Why Your Next Suit Might Be Sewn By Someone Who Learned on YouTube
The old Italian master who taught me to set a sleeve properly is 73. He's been looking for an apprentice for three years. No takers.
This is the crisis nobody talks about in bespoke tailoring. The traditional apprenticeship system that built Savile Row and the Italian houses is collapsing. Young people won't spend seven years learning to hand-pad a lapel when they can make more money coding.
What does this mean for you? Simple: the guy making your next bespoke suit might have learned his craft from online tutorials instead of a master tailor's steady hand.

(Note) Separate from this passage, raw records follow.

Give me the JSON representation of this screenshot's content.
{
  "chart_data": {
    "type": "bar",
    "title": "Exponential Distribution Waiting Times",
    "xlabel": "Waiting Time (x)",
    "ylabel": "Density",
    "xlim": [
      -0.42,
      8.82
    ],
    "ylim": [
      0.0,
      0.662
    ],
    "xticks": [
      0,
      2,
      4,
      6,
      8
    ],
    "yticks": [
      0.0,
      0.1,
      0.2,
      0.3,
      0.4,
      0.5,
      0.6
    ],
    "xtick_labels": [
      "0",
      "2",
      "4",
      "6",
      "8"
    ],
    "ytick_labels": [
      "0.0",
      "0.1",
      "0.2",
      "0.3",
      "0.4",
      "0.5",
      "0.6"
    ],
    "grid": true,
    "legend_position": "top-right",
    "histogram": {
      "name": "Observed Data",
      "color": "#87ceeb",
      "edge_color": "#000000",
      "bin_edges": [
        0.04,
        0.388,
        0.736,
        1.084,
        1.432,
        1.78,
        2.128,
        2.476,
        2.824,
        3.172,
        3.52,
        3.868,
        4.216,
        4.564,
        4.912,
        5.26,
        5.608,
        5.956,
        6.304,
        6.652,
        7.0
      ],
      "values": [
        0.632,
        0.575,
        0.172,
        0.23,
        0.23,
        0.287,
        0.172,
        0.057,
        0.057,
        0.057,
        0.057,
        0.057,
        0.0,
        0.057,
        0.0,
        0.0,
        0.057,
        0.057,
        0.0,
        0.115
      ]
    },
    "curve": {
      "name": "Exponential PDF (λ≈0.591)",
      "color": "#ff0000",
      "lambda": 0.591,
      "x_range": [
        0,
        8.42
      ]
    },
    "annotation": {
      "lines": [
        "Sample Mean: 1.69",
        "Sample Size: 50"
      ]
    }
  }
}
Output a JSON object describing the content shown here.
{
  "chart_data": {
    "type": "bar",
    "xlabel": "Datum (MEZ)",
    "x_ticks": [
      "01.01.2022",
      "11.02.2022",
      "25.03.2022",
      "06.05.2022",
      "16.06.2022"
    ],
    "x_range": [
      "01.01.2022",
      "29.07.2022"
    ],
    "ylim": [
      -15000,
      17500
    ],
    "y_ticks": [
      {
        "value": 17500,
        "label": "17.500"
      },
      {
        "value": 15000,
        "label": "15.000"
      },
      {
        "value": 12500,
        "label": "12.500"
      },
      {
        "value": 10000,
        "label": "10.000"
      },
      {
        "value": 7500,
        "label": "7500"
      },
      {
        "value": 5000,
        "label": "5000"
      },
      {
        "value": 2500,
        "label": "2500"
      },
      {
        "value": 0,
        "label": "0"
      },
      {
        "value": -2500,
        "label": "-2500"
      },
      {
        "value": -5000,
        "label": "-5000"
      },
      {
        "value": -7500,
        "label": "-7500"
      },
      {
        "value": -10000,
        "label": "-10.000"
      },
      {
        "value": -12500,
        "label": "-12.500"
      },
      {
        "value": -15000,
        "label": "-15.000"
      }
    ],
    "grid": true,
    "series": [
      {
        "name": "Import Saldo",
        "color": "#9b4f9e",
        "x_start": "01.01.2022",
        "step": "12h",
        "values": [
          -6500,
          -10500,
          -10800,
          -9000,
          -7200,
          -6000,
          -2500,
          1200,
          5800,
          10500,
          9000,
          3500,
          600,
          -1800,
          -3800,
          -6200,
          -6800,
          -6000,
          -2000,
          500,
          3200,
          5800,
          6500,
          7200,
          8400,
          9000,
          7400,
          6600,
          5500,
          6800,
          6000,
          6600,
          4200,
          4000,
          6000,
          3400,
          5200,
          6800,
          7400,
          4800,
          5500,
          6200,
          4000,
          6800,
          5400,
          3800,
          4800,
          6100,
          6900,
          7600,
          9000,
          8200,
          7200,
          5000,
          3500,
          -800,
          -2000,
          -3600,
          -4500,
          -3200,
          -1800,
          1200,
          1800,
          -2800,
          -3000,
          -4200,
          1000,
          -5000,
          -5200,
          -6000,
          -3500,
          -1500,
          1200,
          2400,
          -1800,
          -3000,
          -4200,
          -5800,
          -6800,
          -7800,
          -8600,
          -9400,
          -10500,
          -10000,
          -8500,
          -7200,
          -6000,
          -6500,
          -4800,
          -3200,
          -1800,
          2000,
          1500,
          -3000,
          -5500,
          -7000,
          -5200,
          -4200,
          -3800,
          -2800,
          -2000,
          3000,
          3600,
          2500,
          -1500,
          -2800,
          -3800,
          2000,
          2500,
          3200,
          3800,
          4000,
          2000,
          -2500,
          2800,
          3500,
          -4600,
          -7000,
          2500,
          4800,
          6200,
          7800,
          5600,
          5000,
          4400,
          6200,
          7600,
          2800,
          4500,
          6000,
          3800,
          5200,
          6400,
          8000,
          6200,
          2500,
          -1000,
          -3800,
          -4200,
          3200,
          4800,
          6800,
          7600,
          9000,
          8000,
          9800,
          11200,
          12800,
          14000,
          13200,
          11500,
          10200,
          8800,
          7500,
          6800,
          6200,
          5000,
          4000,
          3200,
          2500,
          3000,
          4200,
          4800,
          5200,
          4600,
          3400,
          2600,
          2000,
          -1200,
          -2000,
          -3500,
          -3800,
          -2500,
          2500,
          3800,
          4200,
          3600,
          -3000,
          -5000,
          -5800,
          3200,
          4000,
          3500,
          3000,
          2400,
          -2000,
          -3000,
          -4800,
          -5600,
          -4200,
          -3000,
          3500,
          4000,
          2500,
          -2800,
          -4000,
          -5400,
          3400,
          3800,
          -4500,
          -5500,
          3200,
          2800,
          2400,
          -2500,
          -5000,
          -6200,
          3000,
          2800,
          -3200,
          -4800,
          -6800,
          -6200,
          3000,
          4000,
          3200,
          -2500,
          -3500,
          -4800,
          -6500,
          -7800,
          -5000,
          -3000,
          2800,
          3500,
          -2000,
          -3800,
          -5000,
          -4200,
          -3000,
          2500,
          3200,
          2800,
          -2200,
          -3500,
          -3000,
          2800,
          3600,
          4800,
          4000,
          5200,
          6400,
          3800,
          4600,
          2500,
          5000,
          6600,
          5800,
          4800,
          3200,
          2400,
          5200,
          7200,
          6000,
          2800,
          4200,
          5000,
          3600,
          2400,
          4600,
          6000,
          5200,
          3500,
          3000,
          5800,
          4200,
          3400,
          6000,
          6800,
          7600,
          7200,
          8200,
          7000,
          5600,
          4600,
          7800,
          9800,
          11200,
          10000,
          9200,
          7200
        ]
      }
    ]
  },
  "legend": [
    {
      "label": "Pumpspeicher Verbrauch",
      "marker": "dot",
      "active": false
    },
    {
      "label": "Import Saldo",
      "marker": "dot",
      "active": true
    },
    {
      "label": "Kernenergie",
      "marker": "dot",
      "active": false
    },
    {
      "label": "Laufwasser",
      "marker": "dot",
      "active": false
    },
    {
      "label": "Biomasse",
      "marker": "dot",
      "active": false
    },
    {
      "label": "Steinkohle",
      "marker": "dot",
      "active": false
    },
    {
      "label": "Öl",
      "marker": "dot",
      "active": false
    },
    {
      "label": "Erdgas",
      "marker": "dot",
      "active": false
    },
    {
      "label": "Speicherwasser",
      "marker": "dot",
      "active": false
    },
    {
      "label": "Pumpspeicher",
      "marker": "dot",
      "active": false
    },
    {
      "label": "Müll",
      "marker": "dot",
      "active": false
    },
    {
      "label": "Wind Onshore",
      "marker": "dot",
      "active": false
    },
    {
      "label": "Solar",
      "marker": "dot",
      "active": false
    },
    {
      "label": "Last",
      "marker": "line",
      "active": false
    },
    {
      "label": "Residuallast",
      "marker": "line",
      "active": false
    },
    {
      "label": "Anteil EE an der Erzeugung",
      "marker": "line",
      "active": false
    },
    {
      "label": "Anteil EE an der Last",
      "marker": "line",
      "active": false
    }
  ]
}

The difference shows up in ways you'll feel but can't name. A machine-sewn buttonhole that looks fine but feels stiff after six months. A shoulder that sits well initially but loses its shape because the canvas wasn't properly shrunk and shaped by hand. These are skills that take years to master - muscle memory built through thousands of repetitions under someone who's already made those mistakes.
Some houses are adapting. They're paying competitive wages, offering structured programs, even partnering with fashion schools. But many traditional ateliers are stuck in the old model: work for peanuts, learn slowly, hope the master doesn't take his secrets to the grave.
The irony? Demand for bespoke work has never been higher. Men who've spent years in off-the-rack want something that actually fits. But there aren't enough skilled hands to meet that demand - at least not hands trained the old way.
Here's what this means practically: ask questions. Where did your tailor learn? How long have they been cutting? Don't just look at their Instagram - feel the garments. A properly trained tailor's work has a certain hand to it, a suppleness that comes from understanding fabric at a molecular level.
The craft will survive, but it's evolving. Some of that evolution is good - modern techniques, better tools, more inclusive training. Some isn't. The master-apprentice relationship that created the greatest tailors in history? That's harder to replace than anyone wants to admit.